The discussion came up with the thought that if stagnation is an organisational problem, and it seems to be, people should be rotated even if that causes short-term unrest. Essentially, the approach could be to allow employees to be the ‘contractors’ of your organisation’s internal job market.
From a company perspective the tendency may be, for example with project teams, to note that they get comfortable working together, build client trust and are successful, therefore why would I change that structure?
However, an interesting example, if uncomfortably innovative for some, was given of the games company Valve Software. Their employee handbook demonstrates a very different approach to team structure - where it can be temporary and teams can even be summarily disbanded if it is for the good of the organisation. It works as a boss-free, empowering and genuinely flat organisation - at least that’s the aim. It certainly seems to be the antithesis of stagnation.
Conundrum: there is a skills shortage in IT, but not enough females in IT. Is this about language? The group agreed that approaching IT type jobs as problems requiring creative solutions rather than using technology driven language would help. It would also help the employers - it is accepted that diverse input in teams (including by gender) demonstrably improves outcomes.
So whilst, for example, in project management, business analysis, programme management - business facing roles in general - there is good representation for women, there is much less in technical and management consultancy roles.
When the question was posed as to whether project success is achieved by ticking boxes in a notional list of skills or by getting a better team mix (including by gender), the view was unanimously the latter, but that’s not the way it’s done because it’s harder.

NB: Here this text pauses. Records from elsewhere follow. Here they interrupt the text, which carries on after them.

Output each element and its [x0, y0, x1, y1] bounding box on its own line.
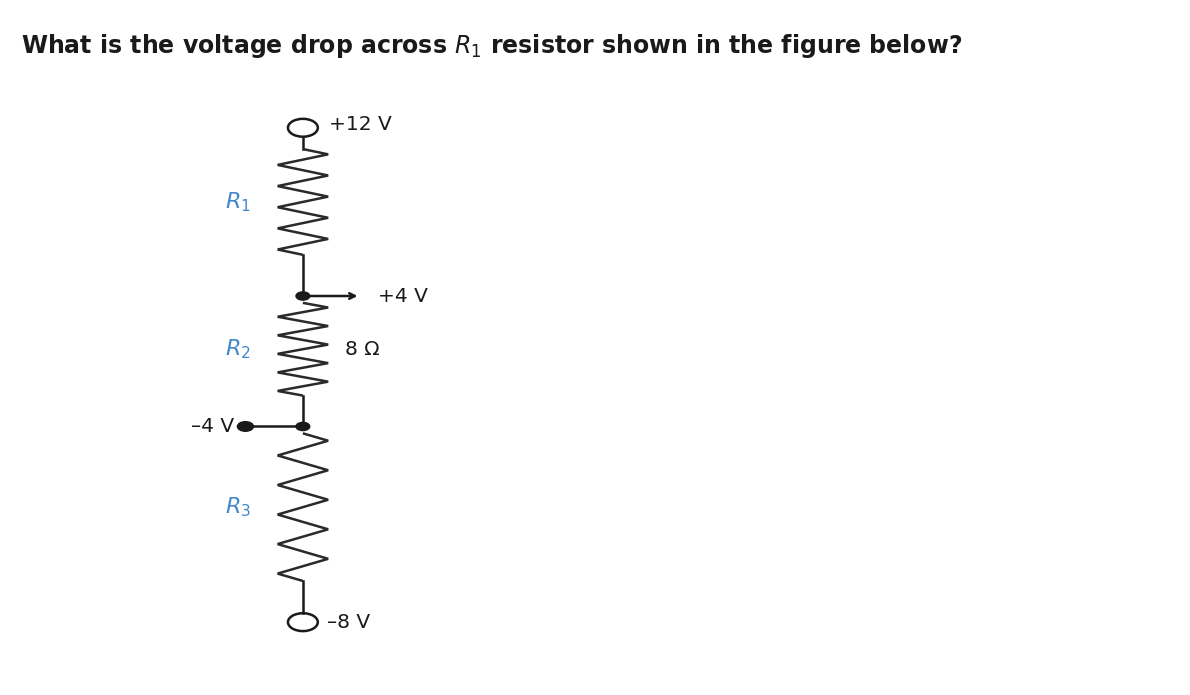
Text: $R_3$: $R_3$ — [225, 496, 251, 519]
Text: $R_1$: $R_1$ — [225, 190, 251, 214]
Text: What is the voltage drop across $R_1$ resistor shown in the figure below?: What is the voltage drop across $R_1$ re… — [21, 32, 963, 60]
Text: +4 V: +4 V — [377, 286, 427, 306]
Text: +12 V: +12 V — [330, 115, 392, 134]
Circle shape — [296, 292, 309, 300]
Text: –4 V: –4 V — [190, 417, 234, 436]
Text: 8 Ω: 8 Ω — [345, 340, 380, 359]
Circle shape — [237, 422, 253, 432]
Text: –8 V: –8 V — [327, 613, 370, 632]
Text: $R_2$: $R_2$ — [225, 337, 251, 361]
Circle shape — [296, 423, 309, 431]
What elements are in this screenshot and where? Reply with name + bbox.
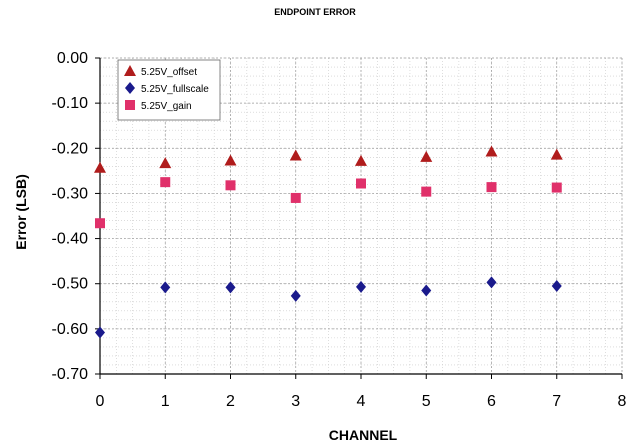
legend-entry-gain: 5.25V_gain	[125, 100, 192, 112]
data-point-triangle	[355, 154, 367, 166]
data-point-diamond	[290, 289, 301, 302]
data-point-diamond	[160, 281, 171, 294]
data-point-square	[421, 186, 432, 197]
legend-marker-diamond-icon	[125, 82, 135, 94]
data-point-diamond	[551, 279, 562, 292]
x-tick-label: 0	[96, 393, 105, 410]
y-tick-label: -0.10	[52, 95, 89, 112]
data-point-diamond	[356, 280, 366, 293]
x-tick-label: 2	[226, 393, 235, 410]
data-point-square	[486, 182, 497, 193]
data-point-triangle	[289, 149, 302, 161]
data-point-square	[160, 177, 171, 188]
data-point-triangle	[159, 157, 172, 169]
x-tick-label: 4	[357, 393, 366, 410]
data-point-triangle	[224, 154, 237, 166]
legend-label-fullscale: 5.25V_fullscale	[141, 84, 209, 95]
y-tick-label: -0.40	[52, 231, 89, 248]
y-axis-ticks: 0.00 -0.10 -0.20 -0.30 -0.40 -0.50 -0.60 -0.70	[52, 50, 100, 383]
y-tick-label: 0.00	[57, 50, 88, 67]
x-axis-ticks: 0 1 2 3 4 5 6 7 8	[96, 374, 627, 410]
legend-entry-fullscale: 5.25V_fullscale	[125, 82, 209, 95]
y-tick-label: -0.20	[52, 140, 89, 157]
data-point-square	[551, 182, 562, 193]
data-points	[94, 145, 563, 339]
data-point-diamond	[486, 276, 497, 289]
data-point-triangle	[420, 150, 433, 162]
data-point-triangle	[94, 161, 106, 173]
data-point-square	[225, 180, 236, 191]
chart-title: ENDPOINT ERROR	[274, 7, 356, 17]
data-point-diamond	[95, 326, 105, 339]
data-point-triangle	[550, 148, 563, 160]
y-axis-title: Error (LSB)	[13, 174, 29, 249]
data-point-square	[290, 192, 301, 203]
y-tick-label: -0.50	[52, 276, 89, 293]
y-tick-label: -0.70	[52, 366, 89, 383]
data-point-square	[95, 218, 105, 229]
x-axis-title: CHANNEL	[329, 427, 398, 443]
legend-marker-triangle-icon	[124, 65, 136, 76]
legend-label-gain: 5.25V_gain	[141, 101, 192, 112]
legend-label-offset: 5.25V_offset	[141, 67, 197, 78]
data-point-diamond	[225, 281, 236, 294]
y-tick-label: -0.30	[52, 185, 89, 202]
x-tick-label: 5	[422, 393, 431, 410]
legend-box	[117, 59, 221, 121]
legend-marker-diamond	[125, 82, 135, 94]
legend-marker-square-icon	[125, 100, 135, 110]
y-tick-label: -0.60	[52, 321, 89, 338]
x-tick-label: 3	[291, 393, 300, 410]
x-tick-label: 7	[552, 393, 561, 410]
legend-marker-triangle	[124, 65, 136, 76]
legend-marker-square	[125, 100, 135, 110]
data-point-diamond	[421, 284, 432, 297]
x-tick-label: 8	[618, 393, 627, 410]
data-point-triangle	[485, 145, 498, 157]
legend-entry-offset: 5.25V_offset	[124, 65, 197, 78]
x-tick-label: 1	[161, 393, 170, 410]
legend: 5.25V_offset 5.25V_fullscale 5.25V_gain	[117, 59, 221, 121]
x-tick-label: 6	[487, 393, 496, 410]
data-point-square	[356, 178, 366, 189]
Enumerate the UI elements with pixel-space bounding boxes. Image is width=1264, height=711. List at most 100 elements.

How do you describe a job to a female in an appealing way? The approach should be that it’s not about coding, but about problem solving. However, few IT roles are ‘sold’ in this way. Jargon is also off-putting in this context. If we take the approach that IT is so exciting because it has the potential to change the world... that would make it an attractive option for males and females alike.
Interestingly, the way women use language themselves was mentioned. Men are often better at promoting themselves. The idea was put forward by the group that the use of weak language when asked about input into a role or project can unnecessarily undermine good women. Did a woman ‘help’ / ‘assist’ / ‘do what I was asked to do’ or, in fact, instigate and complete?
It was also remarked upon that recruitment processes don’t play to female strengths. Assessments for numerical and verbal reasoning seem to mitigate against women.
Conundrum: Great collaboration skills are demanded by business, but from school onwards we test people on their own. So the outcomes are not synergistic with the approach taken. Again - great collaboration skills are demanded by the business, but then women are rarely in engineering teams that have a reputation of being combative and prone to splits. Women are collaborators.
Another issue in the workforce that affects women is the need for greater flexibility in working hours and so on. Mentoring and role modelling were cited as useful tools to more fully support women in the workforce. Both have recently been undertaken by BCS through a campaign to promote role models, and through the BCSWomen group, which undertakes mentoring. Women need coaching, not changing, to address these issues.
The reality is employers who are often not IT orientated have not shown enough respect to developers and IT staff. Its only now they are realising their value.
The "skills shortage", from my personal experience, is being caused by ageism in recruitment agencies, as soon as they learned I was over 48 they suddenly stopped talking to me and my calls were un-answered or "they were on the other line" if I got through. This is despite 25 years in software development, the latter 8 in real-time and latterly safety-critical arenas.